Soto v. Bushmaster Firearms International, LLC
Facts
The defendants manufactured, distributed, and sold a Bushmaster XM15-E2S semiautomatic rifle, which Adam Lanza used in the Sandy Hook shooting after his mother had purchased it from a Connecticut gun store in 2010. The plaintiffs alleged two main theories: that selling this assault-style rifle to civilians was itself negligent and unfair, and that the defendants wrongfully marketed the rifle to civilians by glorifying offensive military-style use. They further alleged that this marketing was a substantial factor in Lanza's choice of weapon and the lethality of the attack. The defendants argued that PLCAA barred the suit and that the state-law claims were otherwise legally insufficient.
Issue
Whether the plaintiffs stated legally sufficient wrongful death claims based on negligent entrustment or CUTPA, and whether PLCAA barred those claims.

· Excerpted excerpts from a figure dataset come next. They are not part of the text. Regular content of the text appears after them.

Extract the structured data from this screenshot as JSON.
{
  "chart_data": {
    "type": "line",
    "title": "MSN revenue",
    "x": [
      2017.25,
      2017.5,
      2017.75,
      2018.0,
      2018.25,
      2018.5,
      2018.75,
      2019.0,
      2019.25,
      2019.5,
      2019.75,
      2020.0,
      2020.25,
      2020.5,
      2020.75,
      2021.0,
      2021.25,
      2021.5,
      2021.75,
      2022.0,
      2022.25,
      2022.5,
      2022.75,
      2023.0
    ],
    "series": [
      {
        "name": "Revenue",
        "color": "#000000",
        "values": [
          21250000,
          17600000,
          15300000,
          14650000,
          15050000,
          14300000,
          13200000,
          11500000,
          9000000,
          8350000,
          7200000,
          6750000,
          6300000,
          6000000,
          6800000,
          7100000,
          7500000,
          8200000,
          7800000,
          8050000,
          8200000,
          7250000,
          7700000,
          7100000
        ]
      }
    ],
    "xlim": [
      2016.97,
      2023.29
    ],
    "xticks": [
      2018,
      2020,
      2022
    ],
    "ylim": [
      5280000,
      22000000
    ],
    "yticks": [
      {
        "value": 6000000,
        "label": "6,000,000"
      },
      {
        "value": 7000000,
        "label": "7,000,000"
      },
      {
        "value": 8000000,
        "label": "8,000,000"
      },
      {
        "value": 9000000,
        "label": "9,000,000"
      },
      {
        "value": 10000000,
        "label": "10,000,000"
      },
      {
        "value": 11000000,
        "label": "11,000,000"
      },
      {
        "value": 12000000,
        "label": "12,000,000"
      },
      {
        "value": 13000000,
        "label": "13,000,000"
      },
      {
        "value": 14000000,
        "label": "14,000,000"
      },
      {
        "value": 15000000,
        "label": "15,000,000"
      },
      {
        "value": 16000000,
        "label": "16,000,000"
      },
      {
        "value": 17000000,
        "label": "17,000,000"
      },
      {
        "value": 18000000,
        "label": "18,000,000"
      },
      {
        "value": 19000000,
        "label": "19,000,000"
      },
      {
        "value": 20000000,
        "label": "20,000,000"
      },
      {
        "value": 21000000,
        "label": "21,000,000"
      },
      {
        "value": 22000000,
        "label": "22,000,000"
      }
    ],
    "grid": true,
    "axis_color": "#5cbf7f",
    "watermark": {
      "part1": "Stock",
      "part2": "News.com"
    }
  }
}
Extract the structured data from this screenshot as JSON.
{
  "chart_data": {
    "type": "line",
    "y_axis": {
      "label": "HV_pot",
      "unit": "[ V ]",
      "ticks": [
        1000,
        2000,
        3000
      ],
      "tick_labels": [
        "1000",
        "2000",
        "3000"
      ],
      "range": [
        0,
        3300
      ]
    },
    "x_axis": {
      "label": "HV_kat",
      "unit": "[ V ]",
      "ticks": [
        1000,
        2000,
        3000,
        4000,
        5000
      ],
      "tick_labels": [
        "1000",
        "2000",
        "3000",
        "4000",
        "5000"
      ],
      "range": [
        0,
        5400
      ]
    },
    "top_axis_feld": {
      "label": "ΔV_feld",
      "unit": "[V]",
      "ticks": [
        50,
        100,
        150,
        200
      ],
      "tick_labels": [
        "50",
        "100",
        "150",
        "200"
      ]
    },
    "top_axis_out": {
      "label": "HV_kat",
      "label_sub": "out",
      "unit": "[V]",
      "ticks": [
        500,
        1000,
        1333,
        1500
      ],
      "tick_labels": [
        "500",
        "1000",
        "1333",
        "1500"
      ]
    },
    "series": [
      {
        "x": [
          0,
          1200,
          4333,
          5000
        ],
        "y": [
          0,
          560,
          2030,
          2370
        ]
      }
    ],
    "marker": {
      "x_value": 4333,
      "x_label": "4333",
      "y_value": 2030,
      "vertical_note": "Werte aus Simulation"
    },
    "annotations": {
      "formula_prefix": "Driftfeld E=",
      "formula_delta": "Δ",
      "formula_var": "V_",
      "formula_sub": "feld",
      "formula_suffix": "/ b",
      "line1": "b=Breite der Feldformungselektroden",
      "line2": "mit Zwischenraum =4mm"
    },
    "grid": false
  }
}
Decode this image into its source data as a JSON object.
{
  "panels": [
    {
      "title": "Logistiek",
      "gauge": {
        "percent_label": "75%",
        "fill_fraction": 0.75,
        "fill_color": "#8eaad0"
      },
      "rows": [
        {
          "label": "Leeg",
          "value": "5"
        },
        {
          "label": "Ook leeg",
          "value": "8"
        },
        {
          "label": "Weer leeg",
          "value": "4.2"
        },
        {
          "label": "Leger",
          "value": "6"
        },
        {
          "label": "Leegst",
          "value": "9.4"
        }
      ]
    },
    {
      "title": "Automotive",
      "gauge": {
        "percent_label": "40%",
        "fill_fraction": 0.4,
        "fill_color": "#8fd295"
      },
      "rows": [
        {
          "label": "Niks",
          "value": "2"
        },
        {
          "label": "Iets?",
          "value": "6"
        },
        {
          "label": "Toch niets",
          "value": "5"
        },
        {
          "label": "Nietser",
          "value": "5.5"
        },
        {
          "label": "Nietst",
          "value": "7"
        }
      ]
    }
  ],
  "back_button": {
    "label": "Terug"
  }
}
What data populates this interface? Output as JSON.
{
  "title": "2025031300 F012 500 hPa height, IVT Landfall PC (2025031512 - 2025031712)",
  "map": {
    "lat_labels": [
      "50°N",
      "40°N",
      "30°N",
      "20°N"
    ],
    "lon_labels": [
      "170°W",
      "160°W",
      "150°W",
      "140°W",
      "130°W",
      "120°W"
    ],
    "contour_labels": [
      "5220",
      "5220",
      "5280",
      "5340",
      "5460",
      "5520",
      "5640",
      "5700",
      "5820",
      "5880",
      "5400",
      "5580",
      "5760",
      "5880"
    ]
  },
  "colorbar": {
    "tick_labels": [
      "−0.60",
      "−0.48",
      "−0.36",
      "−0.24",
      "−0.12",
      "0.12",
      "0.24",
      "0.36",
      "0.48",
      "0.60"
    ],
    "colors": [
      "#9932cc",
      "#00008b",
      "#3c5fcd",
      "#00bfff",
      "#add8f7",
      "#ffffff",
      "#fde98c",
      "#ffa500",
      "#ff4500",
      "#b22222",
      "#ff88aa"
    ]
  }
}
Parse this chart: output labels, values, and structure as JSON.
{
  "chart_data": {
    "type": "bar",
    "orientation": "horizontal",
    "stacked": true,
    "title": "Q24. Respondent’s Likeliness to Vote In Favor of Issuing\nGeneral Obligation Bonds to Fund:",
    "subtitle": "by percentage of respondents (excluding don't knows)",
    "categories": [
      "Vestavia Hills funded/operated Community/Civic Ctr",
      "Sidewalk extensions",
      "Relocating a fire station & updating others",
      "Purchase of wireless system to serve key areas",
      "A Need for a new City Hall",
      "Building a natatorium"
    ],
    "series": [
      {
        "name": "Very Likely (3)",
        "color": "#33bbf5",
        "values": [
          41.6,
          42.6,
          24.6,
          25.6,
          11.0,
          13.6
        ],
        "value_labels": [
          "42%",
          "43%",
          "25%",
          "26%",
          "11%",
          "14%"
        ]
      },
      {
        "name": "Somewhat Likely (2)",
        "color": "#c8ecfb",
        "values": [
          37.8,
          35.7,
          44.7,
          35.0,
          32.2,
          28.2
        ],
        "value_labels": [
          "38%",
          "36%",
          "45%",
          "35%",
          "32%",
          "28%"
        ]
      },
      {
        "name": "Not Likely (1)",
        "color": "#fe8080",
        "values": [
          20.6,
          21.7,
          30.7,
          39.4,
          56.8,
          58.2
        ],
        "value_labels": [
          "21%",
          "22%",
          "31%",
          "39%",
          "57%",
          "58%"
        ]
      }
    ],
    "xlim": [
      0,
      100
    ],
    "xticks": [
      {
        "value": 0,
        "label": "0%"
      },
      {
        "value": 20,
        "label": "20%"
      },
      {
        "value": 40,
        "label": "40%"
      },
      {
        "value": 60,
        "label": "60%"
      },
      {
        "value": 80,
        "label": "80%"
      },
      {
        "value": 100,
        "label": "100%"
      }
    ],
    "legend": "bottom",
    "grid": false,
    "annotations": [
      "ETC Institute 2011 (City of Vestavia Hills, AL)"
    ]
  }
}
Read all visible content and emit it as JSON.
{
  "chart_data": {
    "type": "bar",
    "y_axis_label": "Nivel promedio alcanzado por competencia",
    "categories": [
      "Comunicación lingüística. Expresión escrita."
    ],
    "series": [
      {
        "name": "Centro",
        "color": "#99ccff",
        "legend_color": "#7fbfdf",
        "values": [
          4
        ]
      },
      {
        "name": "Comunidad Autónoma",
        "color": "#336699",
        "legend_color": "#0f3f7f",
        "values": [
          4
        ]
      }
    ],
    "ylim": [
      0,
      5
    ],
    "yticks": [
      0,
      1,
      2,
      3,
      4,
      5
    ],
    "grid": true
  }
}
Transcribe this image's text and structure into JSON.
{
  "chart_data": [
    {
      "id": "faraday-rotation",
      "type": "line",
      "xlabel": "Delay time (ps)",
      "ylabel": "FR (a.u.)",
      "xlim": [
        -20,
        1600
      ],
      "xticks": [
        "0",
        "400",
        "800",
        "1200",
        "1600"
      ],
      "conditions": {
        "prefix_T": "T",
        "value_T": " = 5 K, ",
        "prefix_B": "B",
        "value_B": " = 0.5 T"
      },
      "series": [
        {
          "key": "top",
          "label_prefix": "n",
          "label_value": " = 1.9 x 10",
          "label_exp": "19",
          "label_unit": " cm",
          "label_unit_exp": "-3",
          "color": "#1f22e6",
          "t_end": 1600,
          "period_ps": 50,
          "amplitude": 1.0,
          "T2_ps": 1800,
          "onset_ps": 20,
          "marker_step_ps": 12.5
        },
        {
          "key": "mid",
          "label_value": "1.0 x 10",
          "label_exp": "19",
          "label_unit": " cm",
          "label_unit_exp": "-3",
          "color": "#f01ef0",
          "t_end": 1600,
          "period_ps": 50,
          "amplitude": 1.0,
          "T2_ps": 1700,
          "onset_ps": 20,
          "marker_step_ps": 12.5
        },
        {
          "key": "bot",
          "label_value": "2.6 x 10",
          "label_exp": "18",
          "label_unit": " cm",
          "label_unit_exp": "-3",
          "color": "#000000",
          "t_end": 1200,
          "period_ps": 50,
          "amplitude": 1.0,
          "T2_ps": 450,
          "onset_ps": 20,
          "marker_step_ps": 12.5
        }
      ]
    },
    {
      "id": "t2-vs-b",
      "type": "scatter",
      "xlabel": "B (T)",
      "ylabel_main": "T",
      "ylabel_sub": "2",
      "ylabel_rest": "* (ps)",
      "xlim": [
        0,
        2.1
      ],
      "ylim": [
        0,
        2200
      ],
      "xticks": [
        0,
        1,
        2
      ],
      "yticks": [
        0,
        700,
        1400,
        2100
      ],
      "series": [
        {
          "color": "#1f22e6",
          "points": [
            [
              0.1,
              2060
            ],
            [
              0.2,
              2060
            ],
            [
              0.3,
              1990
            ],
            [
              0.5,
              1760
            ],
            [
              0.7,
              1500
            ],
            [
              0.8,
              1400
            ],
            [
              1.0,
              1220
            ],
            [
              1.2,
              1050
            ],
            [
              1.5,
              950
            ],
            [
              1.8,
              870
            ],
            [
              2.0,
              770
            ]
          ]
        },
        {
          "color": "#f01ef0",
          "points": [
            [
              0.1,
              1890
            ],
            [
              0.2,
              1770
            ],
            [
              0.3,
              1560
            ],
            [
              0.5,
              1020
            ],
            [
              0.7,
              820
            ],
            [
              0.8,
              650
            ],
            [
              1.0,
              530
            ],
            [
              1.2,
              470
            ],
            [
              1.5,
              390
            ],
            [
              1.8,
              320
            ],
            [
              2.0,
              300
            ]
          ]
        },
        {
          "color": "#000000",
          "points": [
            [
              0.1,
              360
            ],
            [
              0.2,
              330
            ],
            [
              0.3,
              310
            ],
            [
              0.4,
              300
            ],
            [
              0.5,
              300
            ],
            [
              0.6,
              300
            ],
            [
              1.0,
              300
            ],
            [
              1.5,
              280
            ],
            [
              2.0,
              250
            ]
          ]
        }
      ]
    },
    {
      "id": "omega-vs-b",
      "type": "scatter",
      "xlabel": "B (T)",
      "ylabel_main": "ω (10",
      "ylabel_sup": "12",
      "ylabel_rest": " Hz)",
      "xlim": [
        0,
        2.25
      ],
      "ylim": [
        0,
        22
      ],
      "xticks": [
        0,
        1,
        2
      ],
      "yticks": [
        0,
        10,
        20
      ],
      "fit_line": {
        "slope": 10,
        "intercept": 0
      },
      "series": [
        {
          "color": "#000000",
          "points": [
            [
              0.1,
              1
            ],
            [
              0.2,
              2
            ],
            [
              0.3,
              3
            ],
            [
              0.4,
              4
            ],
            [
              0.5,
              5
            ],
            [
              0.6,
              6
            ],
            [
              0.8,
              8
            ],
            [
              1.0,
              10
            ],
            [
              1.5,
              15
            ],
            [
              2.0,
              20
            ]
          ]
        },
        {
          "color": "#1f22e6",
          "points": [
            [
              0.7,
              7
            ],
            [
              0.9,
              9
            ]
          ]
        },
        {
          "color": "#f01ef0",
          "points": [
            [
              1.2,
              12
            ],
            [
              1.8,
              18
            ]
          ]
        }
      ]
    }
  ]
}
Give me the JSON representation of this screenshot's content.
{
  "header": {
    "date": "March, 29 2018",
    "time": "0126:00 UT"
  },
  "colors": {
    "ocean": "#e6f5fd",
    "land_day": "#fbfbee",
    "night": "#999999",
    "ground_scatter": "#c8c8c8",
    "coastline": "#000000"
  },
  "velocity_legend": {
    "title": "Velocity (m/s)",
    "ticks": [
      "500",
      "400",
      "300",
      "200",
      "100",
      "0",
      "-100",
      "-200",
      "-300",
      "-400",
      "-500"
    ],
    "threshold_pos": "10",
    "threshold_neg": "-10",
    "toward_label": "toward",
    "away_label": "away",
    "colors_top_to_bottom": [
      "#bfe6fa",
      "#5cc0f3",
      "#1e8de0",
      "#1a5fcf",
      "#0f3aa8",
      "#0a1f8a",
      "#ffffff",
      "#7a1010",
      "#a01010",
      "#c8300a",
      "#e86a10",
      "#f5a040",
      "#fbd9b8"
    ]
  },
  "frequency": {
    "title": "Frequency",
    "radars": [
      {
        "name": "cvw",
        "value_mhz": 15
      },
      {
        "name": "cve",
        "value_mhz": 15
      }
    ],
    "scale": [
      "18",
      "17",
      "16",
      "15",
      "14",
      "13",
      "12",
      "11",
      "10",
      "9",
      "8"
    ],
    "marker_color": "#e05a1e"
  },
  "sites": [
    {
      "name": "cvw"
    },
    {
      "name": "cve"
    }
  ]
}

More specifically, the court considered whether CUTPA claims based on wrongful firearms marketing could proceed under PLCAA's predicate exception.
Rule
Under Connecticut common law, negligent entrustment requires that the defendant know or have reason to know that the person directly entrusted with the dangerous instrumentality is likely to use it in an unsafe manner; the doctrine does not extend merely because a dangerous product sold to civilians might later reach some unknown unsafe user. Under CUTPA, any person who suffers an ascertainable loss caused by an unfair trade practice has standing without any business relationship requirement, and personal injuries directly caused by wrongful advertising are cognizable damages. A wrongful death claim predicated on CUTPA must satisfy both § 52-555 and CUTPA's three-year limitation period. For PLCAA, a state consumer protection statute such as CUTPA may qualify as a predicate statute when applied to claims that firearms sellers knowingly engaged in wrongful advertising or marketing of firearms for illegal purposes and that violation proximately caused the harm.